Taking A Loan From A 401K To Buy Bargain Stocks


This may be the most important article you will read this year. It's from a banker's web page.
Lucy makes this case as well as anyone I have ever heard.


A 401(k) loan can be a short-term cure for credit card debt, but the label carries warnings

By Lucy Lazarony


Feeling weighted down by big credit card bills, and considering a loan from that fat 401(k) account?

A 401(k) loan may be a short-term cure for debt, but think before you sign for one -- this is a loan that will require careful management for several years to come.



It's easy to do

About 75 percent of all 401(k) plans allow employees to borrow from their accounts, typically up to half of an employee’s vested account balance, or a maximum of $50,000, according to the Profit Sharing/401(k) Council of America. Most plans that allow people to borrow require that they pay back loans within five years.

You pay yourself back at a low interest rate -- typically 1 percent or 2 percent above prime. (The Wall Street Journal prime stands at 8.5 percent.) Plus, there’s no credit check and repaying the loan through payroll deductions is a snap.

The pitfalls

But experts agree: Proceed with caution and only use this option as an absolute last resort. Think of a 401(k) account as a safe haven rather than an emergency fund.

"We feel it’s a very bad habit and we would avoid it at all costs," said Ben Baldwin, a certified financial planner in Northbrook, Ill. "We try to get people to hang on to their money for retirement."

The pitfalls to borrowing are plentiful. First, some companies charge fees including $200 to $400 application fees. And, unlike 401(k) contributions, loan repayments are yanked from paychecks after taxes, not before. The loan is taxed again at retirement when it is withdrawn with the rest of the money in the account.

"The government doesn’t care. They don’t even apologize." said Dee Lee, a certified financial planner and author of The Complete Idiot’s Guide to 401(k) Plans.

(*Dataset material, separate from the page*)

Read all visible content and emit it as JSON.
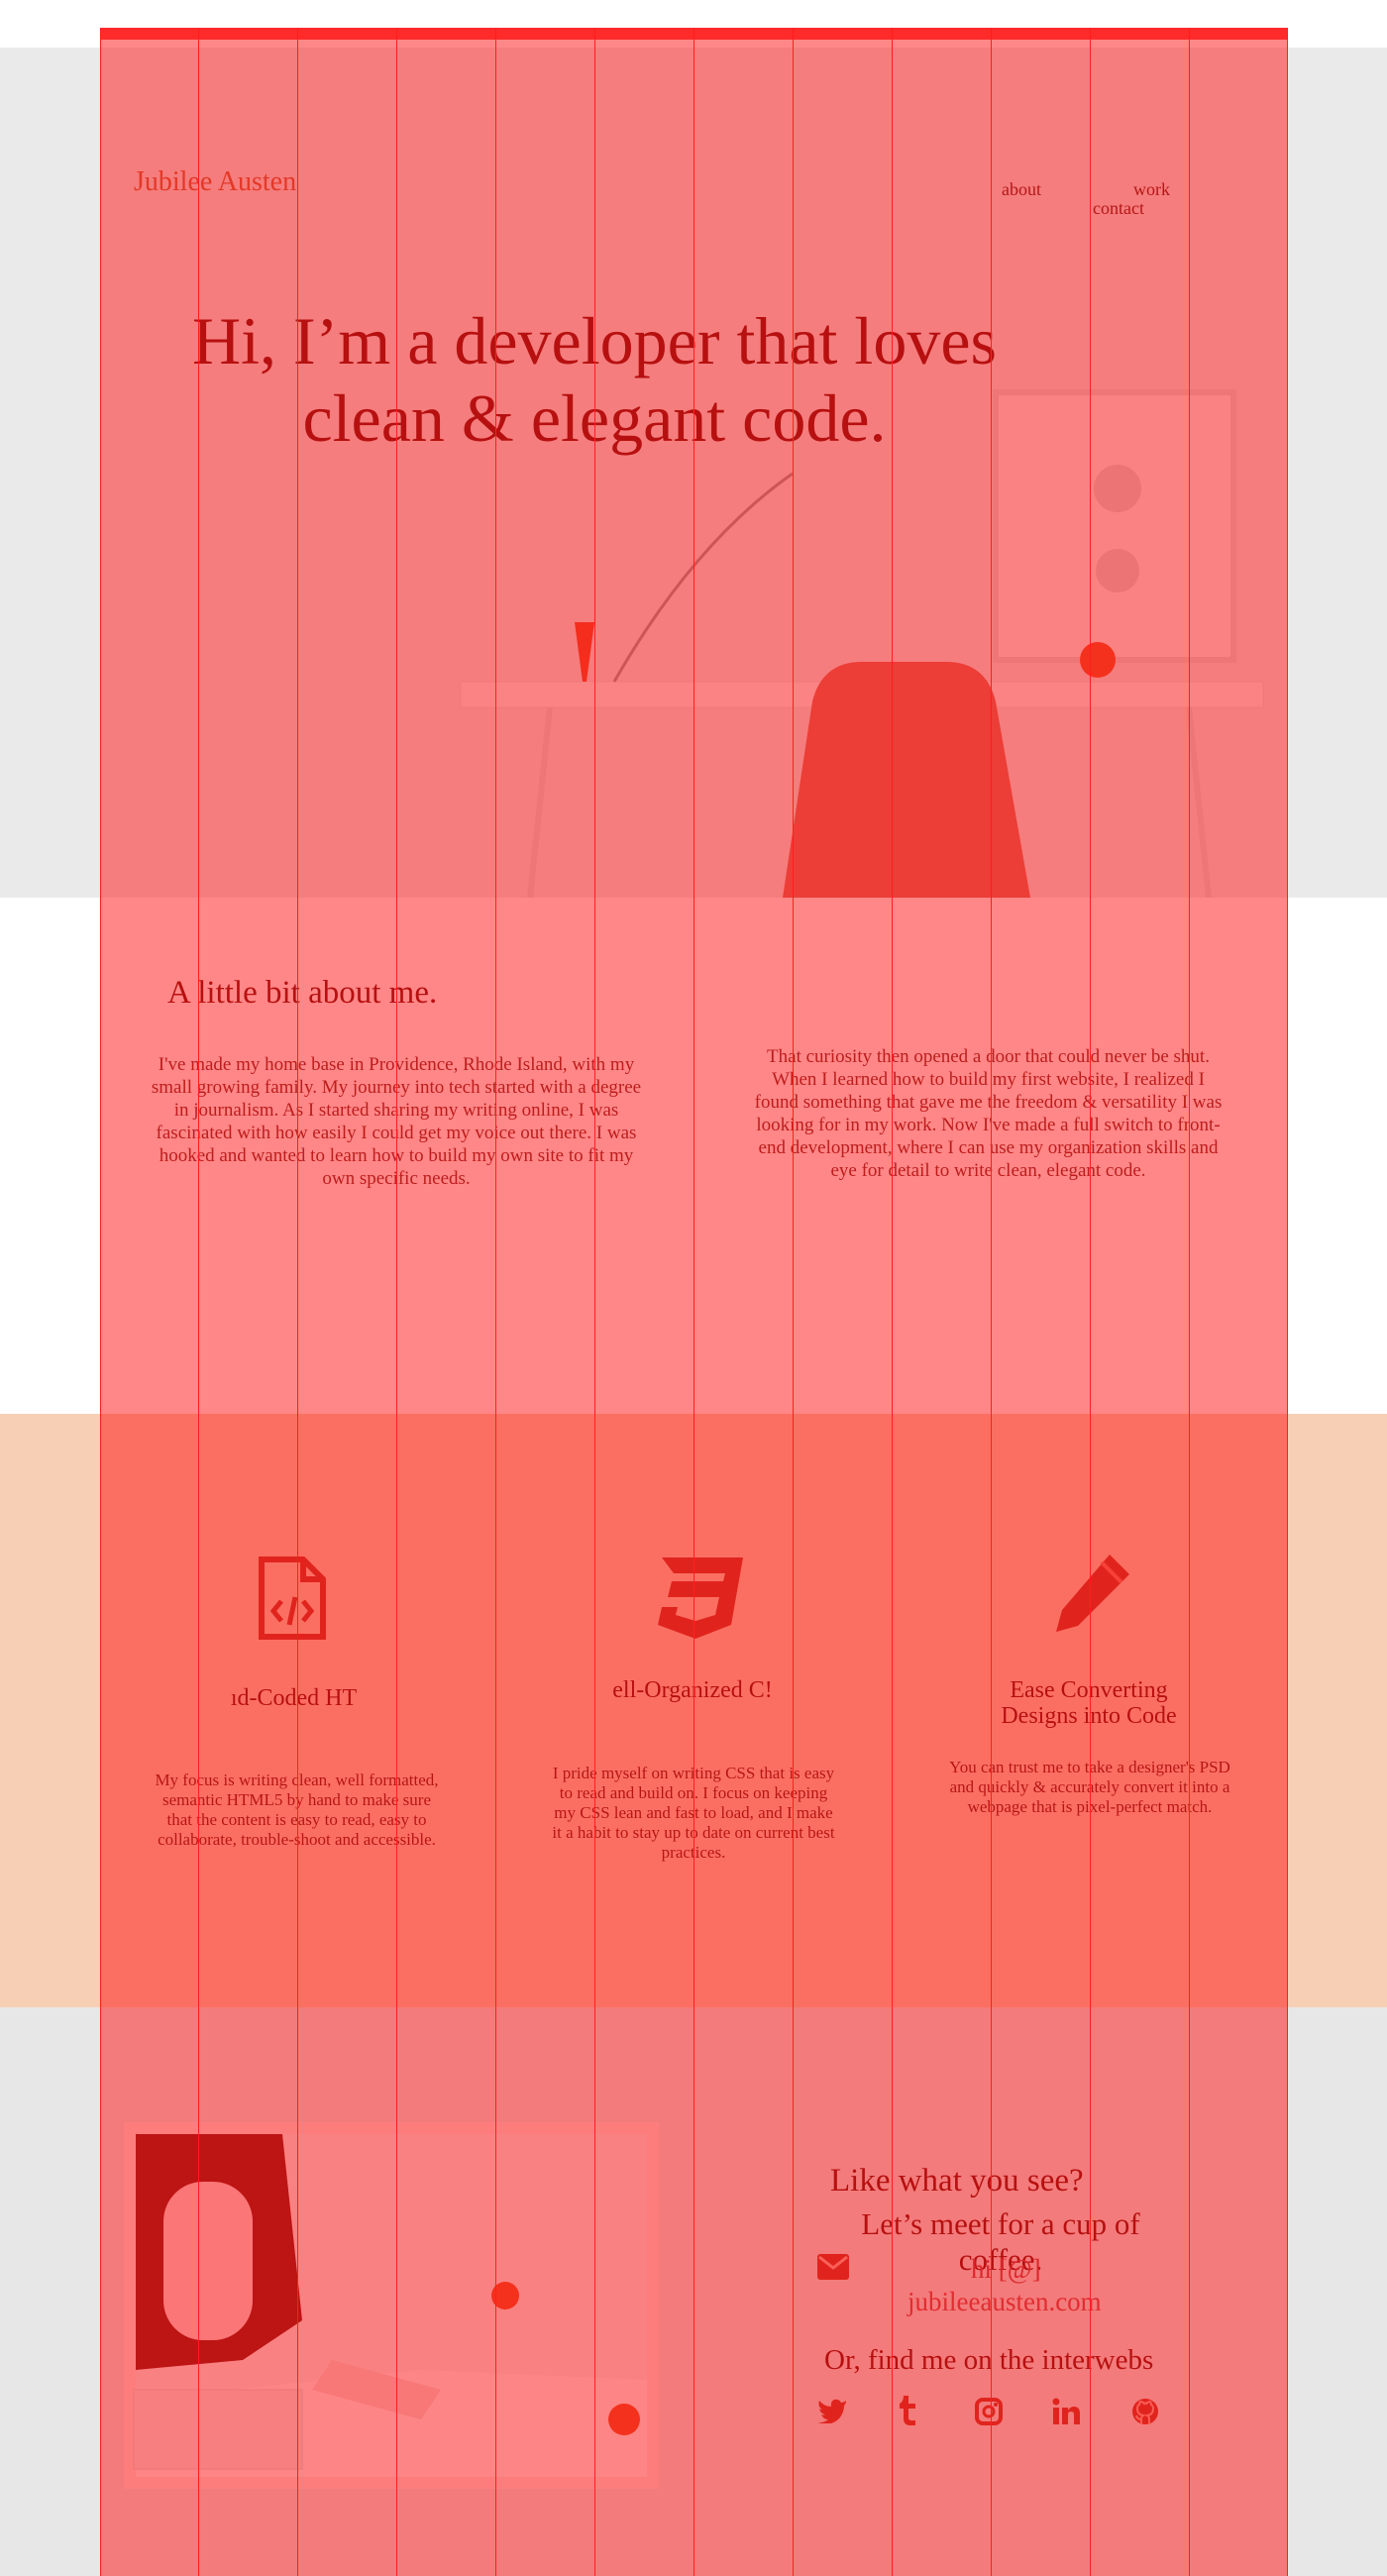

'You do that a couple of times during your working career and you can really sabotage your retirement.'

Retirement may erode

And the more money borrowed from a 401(k) account, the less the investment can grow. Things get worse if people try to avoid double deductions from their paycheck by stopping regular 401(k) contributions while they’re repaying the loan.

"You do that a couple of times during your working career and you can really sabotage your retirement," Lee said. "It’s the difference between salmon and tuna fish."

And borrowers should consider their level of job security. A person with an outstanding 401(k) loan who leaves a job better be prepared to pay up -- fast. Most plans require the loan to be paid within 30 to 90 days.

If the loan is not repaid, it is considered a default and the outstanding loan balance is treated like an early withdrawal. It is taxed as ordinary income, and a 10 percent penalty is collected if the borrower is under the age of 59 ½.

Say a person had an outstanding balance of $1,000 when they were suddenly laid off. If they were in the 28 percent tax bracket they would owe $280 in federal taxes, plus any state taxes, plus $100 penalty for early withdrawal.

"You’re only getting $620 out of $1000 after taxes," said Howard Dvorkin, president of Consolidated Credit Counseling Services in Fort Lauderdale, Fla.

"That’s almost 40 percent in taxes. That’s huge. That’s an expensive loan."

Penalties can be severe

And that’s precisely why so many financial planners advise against the loans in the first place. The taxes and penalties that occur if a person fails to repay the loan are just too severe.

And, as Baldwin points out, owing money to a credit card company is one thing, owing money to the federal government is quite another.

"Uncle Sam’s about the most impatient lender out there," Baldwin said. "I see a hole being dug."

That hole will seem especially deep if a person continues to charge away on their credit cards after paying them off with the 401(k) loan.

"When doing any kind of borrowing, people need to understand … what got them in the hole in the first place," Lee said. "You’ve got to stop the cycle. Otherwise, it will go on forever."

Things to think about

Before borrowing from a 401(k), consider these questions:

Is it practical to make loan payments and still make contributions to the 401(k) plan?

Can credit card spending be curbed?

Is the job secure?

Can the loan be paid off on short notice if the job is lost? Is the risk of taxes and the early-withdrawal penalty acceptable?

Are there other ways of getting out of credit card debt? Is it possible to increase monthly payments or get a lower rate card rate? What about cashing in a mutual fund or a savings account?

"Raise the money any other way you can. Sell your car. Buy a less expensive one," said Steve Rhode, president of Debt Counselors of America. "Reduce expenses. Anything but borrow from your 401(k)."